Chloe doesn’t think that way. She’ll scour the majority of the house (which is about 1200 square feet, much larger than this 6-foot foraging area) multiple times, because there’s a decent chance my wife has dropped a crumb of something at her desk or the kitchen table since the last time Chloe was in there 2 minutes ago. I’m always flicking scraps from the cutting board on the kitchen counter into her bowl too.
As an experimental design, not super-high on the ecological validity scale. Also, we were doing this outside on our carport, where Chloe could see our dog-trainer neighbor across the street with a client. That was way more interesting to her than working for treats.
Uh, guys, we should do that experiment again with steak.
Or liver. How about liver? I like liver.
—Chloe the Wonder Dog
Will Scooby Ever Stop Doing?
Since its premiere in 1969, so long ago that laugh tracks were standard operating procedure for cartoons, there has been at least one new production almost every year (often two or three!). That’s over a hundred units of media, many of them with a couple dozen episodes per season.
(This doesn’t even count all the mystery-club snowclones, like Speed Buggy and JabberJaw, or the more obscure Clue Club, or The Amazing [Charlie] Chan & the Chan Clan).
Most of them are incredibly formulaic, which could be good (ie, comfort food for the brain) or bad (ie, boring). Some of them depart from the formula, such as the 90s movie series that began with Zombie Island, where the gang are all ten years older (Scooby has held up remarkably well, given those are dog years), and the spooky stuff is all real. My recent favorite Mystery, Inc. is one of these, with an elaborate paranormal mythology for the town of Crystal Cove involving the Annunaki, lots of relationship humor, guest appearances by versions of Harlan Ellison and HP Hatecraft, and Lewis Black as Mister E, the voice that leaves the clues. I did not like Mindy Kahling’s rather mean-spirited Velma, though it had some good jokes. I did like 2015’s Be Cool, Scooby-Doo! which reminded me of Gravity Falls in terms of the animation and the sheer number of jokes.
Why is my hair the color of chicken wings?
— Asian Daphne Blake, in Velma
The answer, according to the show?

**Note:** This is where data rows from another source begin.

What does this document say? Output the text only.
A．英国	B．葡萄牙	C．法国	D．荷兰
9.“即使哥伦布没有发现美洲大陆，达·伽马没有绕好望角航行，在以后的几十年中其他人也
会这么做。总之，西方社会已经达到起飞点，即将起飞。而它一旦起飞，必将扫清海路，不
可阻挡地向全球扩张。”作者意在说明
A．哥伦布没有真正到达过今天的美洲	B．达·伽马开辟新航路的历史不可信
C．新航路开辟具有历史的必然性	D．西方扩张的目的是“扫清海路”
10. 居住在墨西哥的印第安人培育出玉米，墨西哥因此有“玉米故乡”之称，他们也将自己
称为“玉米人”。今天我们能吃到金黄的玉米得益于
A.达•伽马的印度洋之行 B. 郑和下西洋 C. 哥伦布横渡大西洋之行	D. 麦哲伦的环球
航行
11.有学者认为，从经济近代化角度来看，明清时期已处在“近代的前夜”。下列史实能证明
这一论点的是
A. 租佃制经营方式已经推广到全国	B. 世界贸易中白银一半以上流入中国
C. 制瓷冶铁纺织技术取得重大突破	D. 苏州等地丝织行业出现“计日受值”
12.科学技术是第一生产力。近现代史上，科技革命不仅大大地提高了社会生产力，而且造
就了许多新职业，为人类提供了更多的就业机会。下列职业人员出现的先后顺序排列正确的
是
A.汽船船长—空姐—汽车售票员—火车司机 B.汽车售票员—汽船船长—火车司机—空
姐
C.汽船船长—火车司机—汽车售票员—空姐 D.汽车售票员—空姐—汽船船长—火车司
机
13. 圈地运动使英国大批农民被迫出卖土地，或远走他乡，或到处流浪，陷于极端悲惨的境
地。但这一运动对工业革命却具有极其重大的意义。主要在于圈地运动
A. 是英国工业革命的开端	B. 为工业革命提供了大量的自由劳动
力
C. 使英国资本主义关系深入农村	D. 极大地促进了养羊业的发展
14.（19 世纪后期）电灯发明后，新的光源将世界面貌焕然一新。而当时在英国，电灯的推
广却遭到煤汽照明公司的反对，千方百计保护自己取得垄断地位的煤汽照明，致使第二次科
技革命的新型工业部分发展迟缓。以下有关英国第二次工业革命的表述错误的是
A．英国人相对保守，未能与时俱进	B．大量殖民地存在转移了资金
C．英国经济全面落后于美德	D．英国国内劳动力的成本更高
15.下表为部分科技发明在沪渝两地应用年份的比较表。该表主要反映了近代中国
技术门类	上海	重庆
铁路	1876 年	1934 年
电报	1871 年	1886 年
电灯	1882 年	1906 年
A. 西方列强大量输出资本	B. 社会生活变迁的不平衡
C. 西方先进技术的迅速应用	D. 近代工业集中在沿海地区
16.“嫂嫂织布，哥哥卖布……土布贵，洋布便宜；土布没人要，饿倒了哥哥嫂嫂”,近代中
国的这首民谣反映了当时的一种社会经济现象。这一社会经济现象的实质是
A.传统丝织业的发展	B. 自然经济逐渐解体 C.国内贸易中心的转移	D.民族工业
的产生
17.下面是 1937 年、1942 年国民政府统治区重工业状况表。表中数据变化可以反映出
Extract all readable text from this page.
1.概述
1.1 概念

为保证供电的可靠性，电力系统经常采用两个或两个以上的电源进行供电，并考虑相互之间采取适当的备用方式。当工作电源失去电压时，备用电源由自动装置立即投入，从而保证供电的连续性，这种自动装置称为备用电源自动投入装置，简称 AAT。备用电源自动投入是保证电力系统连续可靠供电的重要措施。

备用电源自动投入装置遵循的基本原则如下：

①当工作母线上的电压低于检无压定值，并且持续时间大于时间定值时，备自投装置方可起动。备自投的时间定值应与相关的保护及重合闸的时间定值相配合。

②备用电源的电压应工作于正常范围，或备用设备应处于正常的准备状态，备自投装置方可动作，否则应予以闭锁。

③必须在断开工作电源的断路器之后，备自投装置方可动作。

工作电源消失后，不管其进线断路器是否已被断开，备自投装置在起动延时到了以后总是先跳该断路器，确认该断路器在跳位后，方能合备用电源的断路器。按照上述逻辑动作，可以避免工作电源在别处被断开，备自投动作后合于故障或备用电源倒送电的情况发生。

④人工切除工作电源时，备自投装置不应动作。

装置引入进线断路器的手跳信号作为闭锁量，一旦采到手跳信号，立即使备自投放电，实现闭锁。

Epigenetics.
Be Cool also has the edge in absurdity, like ep 3, “Game of Chicken,” where the gang searches for the hidden treasure of a lost tribe of underground chicken-worshipers.
Hang on, I just got this video from my crazy old pal Chuck.
The subject is, “HELP ME!”
— Fred Jones, voiced in all good versions by Frank Welker
(the one true king)
Why the “meddling kids” trope has sunk like a fish hook into our collective unconscious is a mystery to me. Sheer repetition?